BRS interweniują m.in. w szkołach, w których takie bandy działają. Dziennik „Le Parisien” opisuje taką interwencję w Ris-Orangis (departament Essonne) w liceum Pierre-Mendès-France.
Kilka dni temu wybuchła tam przed szkołą bójka.
W regionie działają cztery takie brygady bezpieczeństwa (BRS). Składając się zwykle z pięciu funkcjonariuszy. Mają reagować na problemy bezpieczeństwa (przemoc, włamania) w szkołach średnich.
Patrol u udziałem dziennikarzy pojawił się pod liceum zawodowym Pierre-Mendès-France w Ris-Orangis. Jest tu ponad 500 uczniów, a niedawno wybuchła gwałtowna bójka gangów z Grigny, Evry i Ris.
Szkoła jest więc pod obserwacją. Takie zamieszki sąsiednich dzielnic to „tradycja” ciągn aca się od lat. „To wirus przenoszony z pokolenia na pokolenie” – mówi jeden z funkcjonariuszy BRS.
Zawierane są sojusze, powstają nowe bandy, a gdzieś w tle pojawia się i walka o tereny kontrolowane przez handlarzy narkotyków. W Ile-de-France nie ma tygodnia bez bójek w pobliżu szkół, czasem bardzo gwałtownych.
„Le Parisien” wymienia tylko z tego tygodnia zajścia w Bondy (departament Seine-Saint-Denis), czy w samym Paryżu (XI i XIX dzielnica). Jeden uczeń liceum został poważnie ranny nożem w pobliżu liceum Bergsona.
Bójki między licealistami coraz bardziej gwałtowne. W samym Essonne, tylko w pierwszym tygodniu listopada, toczyło się siedem bitew pomiędzy rywalizującymi gangami w siedmiu szkołach średnich. W kilku przypadkach w użyciu były noże, bejsbole, a nawet małokalibrowy pistolet.
Szukanie recepty
Policja i kuratoria oświaty nie podają liczb takich wybuchów przemocy, ale wiadomo, że „ponad 240 dyrektorów szkół” zostało przeszkolonych w zakresie zarządzania takimi sytuacjami kryzysowymi.

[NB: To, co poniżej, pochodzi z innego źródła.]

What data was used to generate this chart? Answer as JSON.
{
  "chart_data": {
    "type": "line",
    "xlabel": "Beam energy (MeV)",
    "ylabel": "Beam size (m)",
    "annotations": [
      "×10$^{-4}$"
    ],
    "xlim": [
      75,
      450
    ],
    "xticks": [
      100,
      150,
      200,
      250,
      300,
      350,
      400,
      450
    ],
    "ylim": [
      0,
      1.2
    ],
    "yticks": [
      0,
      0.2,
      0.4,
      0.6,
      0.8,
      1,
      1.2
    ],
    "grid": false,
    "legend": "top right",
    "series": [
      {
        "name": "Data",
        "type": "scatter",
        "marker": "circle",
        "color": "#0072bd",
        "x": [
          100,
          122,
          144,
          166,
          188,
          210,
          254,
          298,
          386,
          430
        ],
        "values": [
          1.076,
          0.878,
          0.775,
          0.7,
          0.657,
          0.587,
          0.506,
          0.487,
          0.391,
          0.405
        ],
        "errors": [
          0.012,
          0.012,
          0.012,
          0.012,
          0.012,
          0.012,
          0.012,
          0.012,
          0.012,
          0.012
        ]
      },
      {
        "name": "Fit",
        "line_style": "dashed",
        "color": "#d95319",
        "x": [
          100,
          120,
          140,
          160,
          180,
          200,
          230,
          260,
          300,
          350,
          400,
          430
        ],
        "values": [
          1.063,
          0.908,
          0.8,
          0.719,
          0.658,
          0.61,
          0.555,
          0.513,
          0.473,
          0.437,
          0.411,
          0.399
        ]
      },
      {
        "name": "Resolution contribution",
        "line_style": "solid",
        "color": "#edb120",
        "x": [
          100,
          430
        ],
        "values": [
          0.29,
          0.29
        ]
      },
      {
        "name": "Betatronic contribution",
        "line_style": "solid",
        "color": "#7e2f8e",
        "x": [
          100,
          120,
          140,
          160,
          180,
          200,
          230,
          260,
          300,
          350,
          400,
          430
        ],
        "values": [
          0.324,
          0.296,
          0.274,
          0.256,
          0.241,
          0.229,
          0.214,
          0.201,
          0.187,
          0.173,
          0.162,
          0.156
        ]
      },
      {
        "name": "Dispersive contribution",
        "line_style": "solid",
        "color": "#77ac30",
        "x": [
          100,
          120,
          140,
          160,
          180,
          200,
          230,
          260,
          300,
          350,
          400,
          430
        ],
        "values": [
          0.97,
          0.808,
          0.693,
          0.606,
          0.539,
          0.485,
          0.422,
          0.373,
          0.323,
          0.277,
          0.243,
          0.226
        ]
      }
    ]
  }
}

Od początku września i rozpoczęcia roku szkolnego BRS interweniowała 200 razy. Przemoc rośnie zarówno pod względem liczby, jak i intensywności starć. Na rok 2021 planowane jest utworzenie piątej już brygady do zwalczania takich zjawisk.

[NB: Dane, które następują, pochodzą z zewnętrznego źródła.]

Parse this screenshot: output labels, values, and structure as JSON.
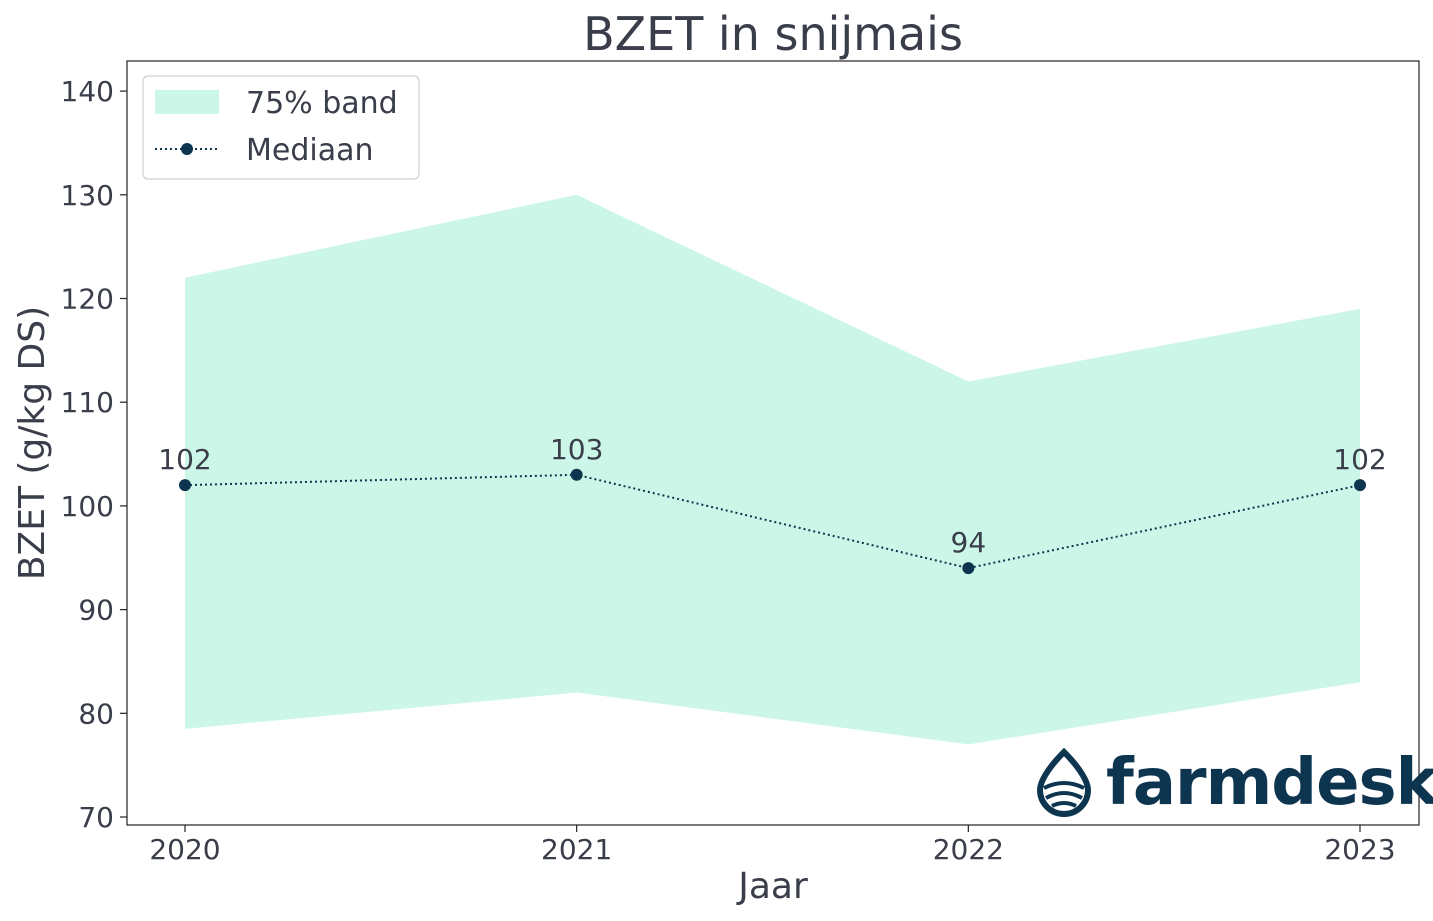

BRS identyfikuje członków band w szkołach, prowadzi rozmowy prewencyjne, stara się ustalić przyczyny konfliktu, prowadzi mediacje. Funkcjonariusze są stale obecni w szkołach i powoli wrośli w szkolny.
Przez lata nie znaleziono żadnego rozwiązania, które mogłoby rozwiązać plagę bójek między licealistami. Kuratorium w Wersalu zamierza np. opracować „szczegółową diagnozę” ośmiu obszarów edukacji dotkniętych tymi zjawiskami.
Inną metodę postuluje lewica. Mer Ris-Orangis chce „prawdziwego wymieszania” uczniów. Socjalista Stéphane Raffalli chce relokacji uczniów, tak, by placówki nie skupiały u siebie młodzieży wyłącznie z „trudnych dzielnic”.
Mix miałby być receptą na zmianę, z tym że rówie dobrze może to oznaczać „wmiksowanie” w walki takich band młodzieży, która jeszcze tych problemów nie zna.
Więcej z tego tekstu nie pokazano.